We identified that the merge time (indices.merges.total_time_in_millis) was very high for that particular data node (max 1k for the bad node vs. 100 for the rest). Looks like slow merging was the root cause? Is there a way to solve this issue of node load not being balanced?
OK. Why do you think upgrading ES will solve this issue? Do you mean that the new version can handle slow merging or long GC ?
For ES 1.7, I am not sure if you can give more suggestions to handle this issue (We reviewed our cluster metrics at that time and did find the spike in indices.search.query_time_in_millis, but only on one of these data nodes.)
What sets the problematic node apart from the others? Are indices being indexed into spread out evenly? Are you using routing or parent-child, which could result in an uneven balance? Do all nodes have the same specification and configuration?
In our current cluster setup, we have 6 data nodes, while one of them also being master. All nodes have the same specification and configuration despite the node type.
We have multiple indices (with various size from 10M to 2G) that can take different amount of traffic. There is no specific routing setup (everything is default). Our indexed documents do not contain parent-child setups.

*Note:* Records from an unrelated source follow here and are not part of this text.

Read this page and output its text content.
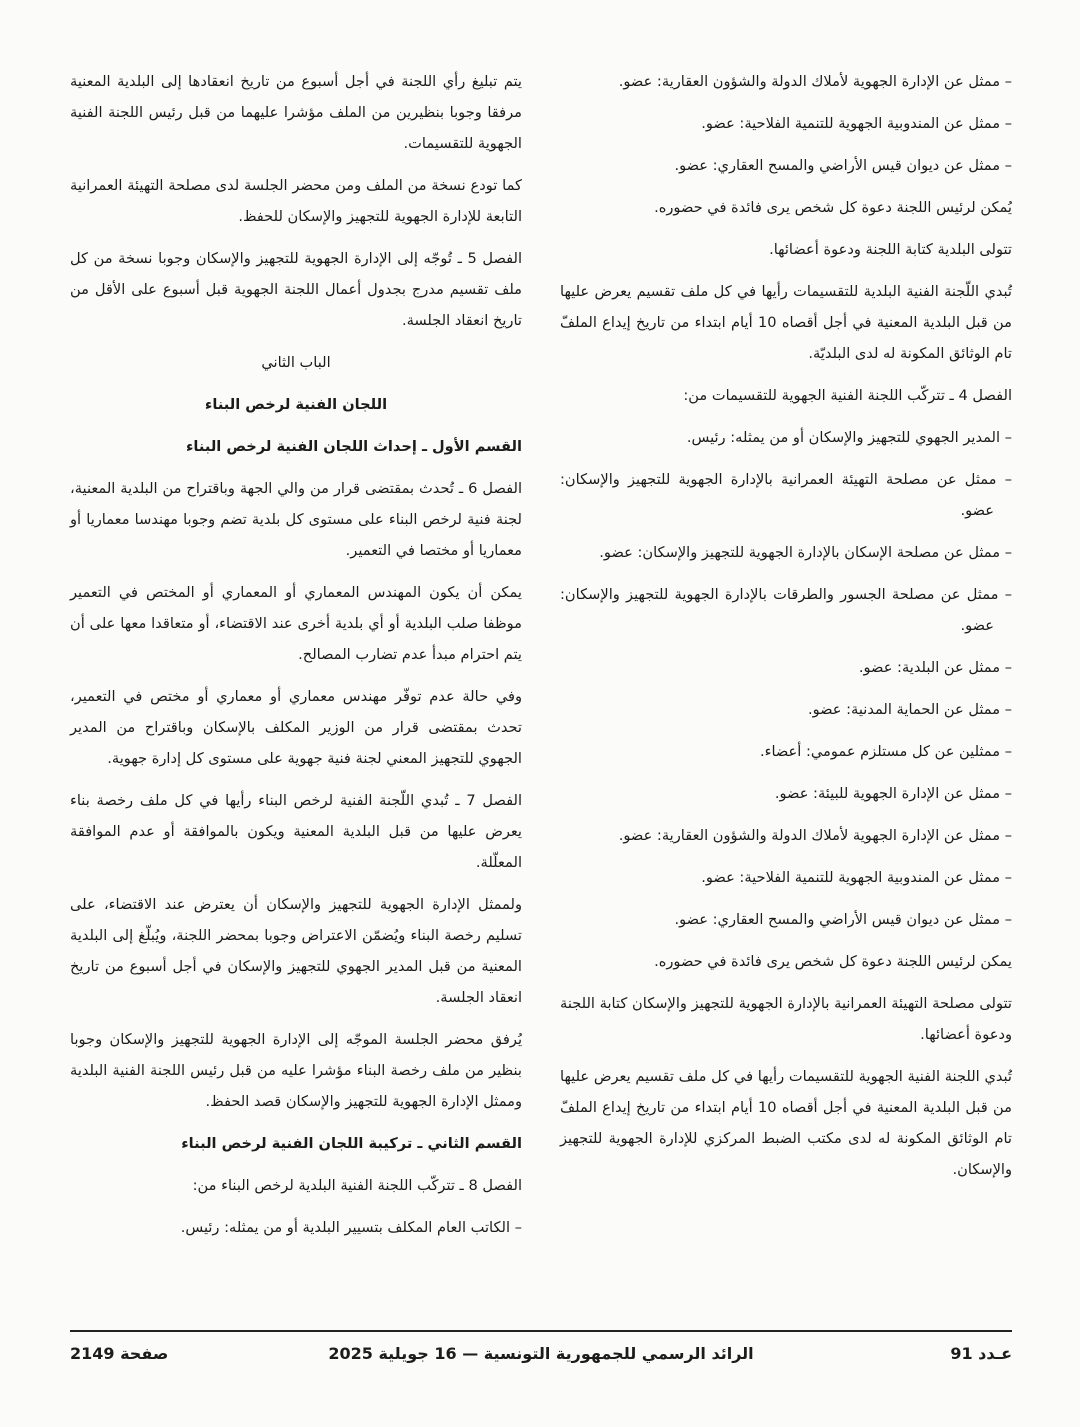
– ممثل عن الإدارة الجهوية لأملاك الدولة والشؤون العقارية: عضو.

– ممثل عن المندوبية الجهوية للتنمية الفلاحية: عضو.

– ممثل عن ديوان قيس الأراضي والمسح العقاري: عضو.

يُمكن لرئيس اللجنة دعوة كل شخص يرى فائدة في حضوره.

تتولى البلدية كتابة اللجنة ودعوة أعضائها.

تُبدي اللّجنة الفنية البلدية للتقسيمات رأيها في كل ملف تقسيم يعرض عليها من قبل البلدية المعنية في أجل أقصاه 10 أيام ابتداء من تاريخ إيداع الملفّ تام الوثائق المكونة له لدى البلديّة.

الفصل 4 ـ تتركّب اللجنة الفنية الجهوية للتقسيمات من:

– المدير الجهوي للتجهيز والإسكان أو من يمثله: رئيس.

– ممثل عن مصلحة التهيئة العمرانية بالإدارة الجهوية للتجهيز والإسكان: عضو.

– ممثل عن مصلحة الإسكان بالإدارة الجهوية للتجهيز والإسكان: عضو.

– ممثل عن مصلحة الجسور والطرقات بالإدارة الجهوية للتجهيز والإسكان: عضو.

– ممثل عن البلدية: عضو.

– ممثل عن الحماية المدنية: عضو.

– ممثلين عن كل مستلزم عمومي: أعضاء.

– ممثل عن الإدارة الجهوية للبيئة: عضو.

– ممثل عن الإدارة الجهوية لأملاك الدولة والشؤون العقارية: عضو.

– ممثل عن المندوبية الجهوية للتنمية الفلاحية: عضو.

– ممثل عن ديوان قيس الأراضي والمسح العقاري: عضو.

يمكن لرئيس اللجنة دعوة كل شخص يرى فائدة في حضوره.

تتولى مصلحة التهيئة العمرانية بالإدارة الجهوية للتجهيز والإسكان كتابة اللجنة ودعوة أعضائها.

تُبدي اللجنة الفنية الجهوية للتقسيمات رأيها في كل ملف تقسيم يعرض عليها من قبل البلدية المعنية في أجل أقصاه 10 أيام ابتداء من تاريخ إيداع الملفّ تام الوثائق المكونة له لدى مكتب الضبط المركزي للإدارة الجهوية للتجهيز والإسكان.

يتم تبليغ رأي اللجنة في أجل أسبوع من تاريخ انعقادها إلى البلدية المعنية مرفقا وجوبا بنظيرين من الملف مؤشرا عليهما من قبل رئيس اللجنة الفنية الجهوية للتقسيمات.

كما تودع نسخة من الملف ومن محضر الجلسة لدى مصلحة التهيئة العمرانية التابعة للإدارة الجهوية للتجهيز والإسكان للحفظ.

الفصل 5 ـ تُوجّه إلى الإدارة الجهوية للتجهيز والإسكان وجوبا نسخة من كل ملف تقسيم مدرج بجدول أعمال اللجنة الجهوية قبل أسبوع على الأقل من تاريخ انعقاد الجلسة.

الباب الثاني

اللجان الفنية لرخص البناء

القسم الأول ـ إحداث اللجان الفنية لرخص البناء

الفصل 6 ـ تُحدث بمقتضى قرار من والي الجهة وباقتراح من البلدية المعنية، لجنة فنية لرخص البناء على مستوى كل بلدية تضم وجوبا مهندسا معماريا أو معماريا أو مختصا في التعمير.

يمكن أن يكون المهندس المعماري أو المعماري أو المختص في التعمير موظفا صلب البلدية أو أي بلدية أخرى عند الاقتضاء، أو متعاقدا معها على أن يتم احترام مبدأ عدم تضارب المصالح.

وفي حالة عدم توفّر مهندس معماري أو معماري أو مختص في التعمير، تحدث بمقتضى قرار من الوزير المكلف بالإسكان وباقتراح من المدير الجهوي للتجهيز المعني لجنة فنية جهوية على مستوى كل إدارة جهوية.

الفصل 7 ـ تُبدي اللّجنة الفنية لرخص البناء رأيها في كل ملف رخصة بناء يعرض عليها من قبل البلدية المعنية ويكون بالموافقة أو عدم الموافقة المعلّلة.

ولممثل الإدارة الجهوية للتجهيز والإسكان أن يعترض عند الاقتضاء، على تسليم رخصة البناء ويُضمّن الاعتراض وجوبا بمحضر اللجنة، ويُبلّغ إلى البلدية المعنية من قبل المدير الجهوي للتجهيز والإسكان في أجل أسبوع من تاريخ انعقاد الجلسة.

يُرفق محضر الجلسة الموجّه إلى الإدارة الجهوية للتجهيز والإسكان وجوبا بنظير من ملف رخصة البناء مؤشرا عليه من قبل رئيس اللجنة الفنية البلدية وممثل الإدارة الجهوية للتجهيز والإسكان قصد الحفظ.

القسم الثاني ـ تركيبة اللجان الفنية لرخص البناء

الفصل 8 ـ تتركّب اللجنة الفنية البلدية لرخص البناء من:

– الكاتب العام المكلف بتسيير البلدية أو من يمثله: رئيس.

عـدد 91
الرائد الرسمي للجمهورية التونسية — 16 جويلية 2025
صفحة 2149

One potential issue we discovered was that, we are using default settings for number of shards / number of replica when building index. Do you have any suggestions on optimal shard / replica assignments in this use case?
Each nested document is represented by a number of documents behind the scenes. When you update a document all of these are updated. If you have large and/or deep nested documents this can result in a lot of indexing work. How large are your largest nested document?